The following command would download all of the files in the competitions:
! kaggle competitions download -c the-nature-conservancy-fisheries-monitoring-p {path}
You only need to specify the competition itself and the path to deposit the files in (If you don’t specify the path, the API will download the files into your current working directory, wherever your notebook is currently)

To download a specific file I normally use:
! kaggle competitions download -f sample_submission_stg1.csv.zip -p {path} -c the-nature-conservancy-fisheries-monitoring

The difference being you need to specify the actual file desired, the path and the competition itself.

And here’s a useful reference: https://github.com/Kaggle/kaggle-api

Martin2 · September 11, 2020, 12:02pm

I did get to that point pretty much to download single individual files. But the folders that I want to download contains 11k images.

What I tried:

I downloaded the train.csv and test.csv file and opened those. This gives a dataframe with the first colomn named ‘image_name’.

-Then I used ‘train_images = ‘jpeg/train/’ + train_data[‘image_name’].sort_values()’ and then send them through the API like this:
'for filename in train_images:
!kaggle competitions download -f filename -p /content/train/ -c siim-isic-melanoma-classification ’

But this give me a ‘404 - Not Found’ for every image that it tries to download unfortunately.

Any suggestions?

ali_baba · September 11, 2020, 4:43pm

I just tried with the kaggle CLI and wget to extract only a folder from a kaggle competition and had no luck

You can use something like:
!kaggle competitions download -f train/xxx -p {path} siim-isic-melanoma-classification

where “xxx” is replaced by the exact file name in the training folder. Unfortunately this API call will only extract one single file at a time. I tried running it with multiple paths in the same command but it does not work. So this is super cumbersome if you want to pull out more than a few files at a time.

You could create a function that keeps calling that download api call and replaces the ‘xxx’ with the filenames included in a list that you’re iterating over. But even that will require you to manually extract the file names you want and put them into a list.
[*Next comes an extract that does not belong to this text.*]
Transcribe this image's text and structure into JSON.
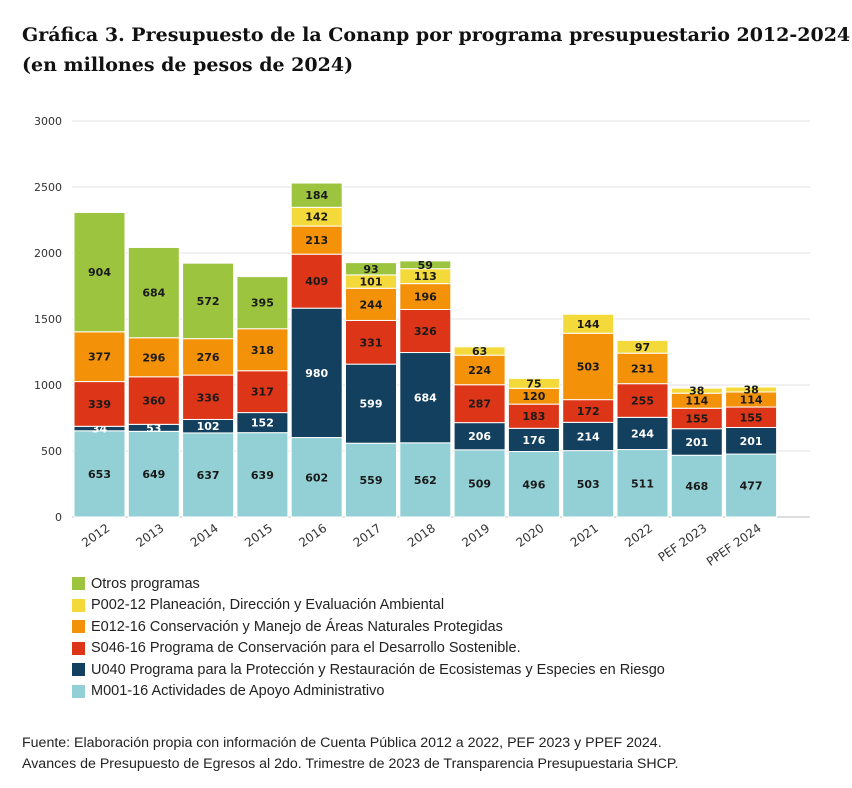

There may be a better way to accomplish this, but I can’t seem to figure it out. Would be interested to hear if anyone knows of a more feasible option because this is a genuinely useful question. For example there is a new kaggle competition by RSNA which has a dataset that is almost 1TB(!!!)

Martin2 · September 19, 2020, 8:52am

I got the Kaggle API to download a list of specific files like this:

train_images = 'jpeg/train/' + train_data['image_name'].sort_values() + '.jpg'

for filename in train_images:
!kaggle competitions download -f $filename -p /content/train/ -c siim-isic-melanoma-classification

Unfortunately it stops downloading after a few files and says that there’s too many requests. There is a download button on the kaggle website to download a specific subfolder, so I assume that there must be another way to do it.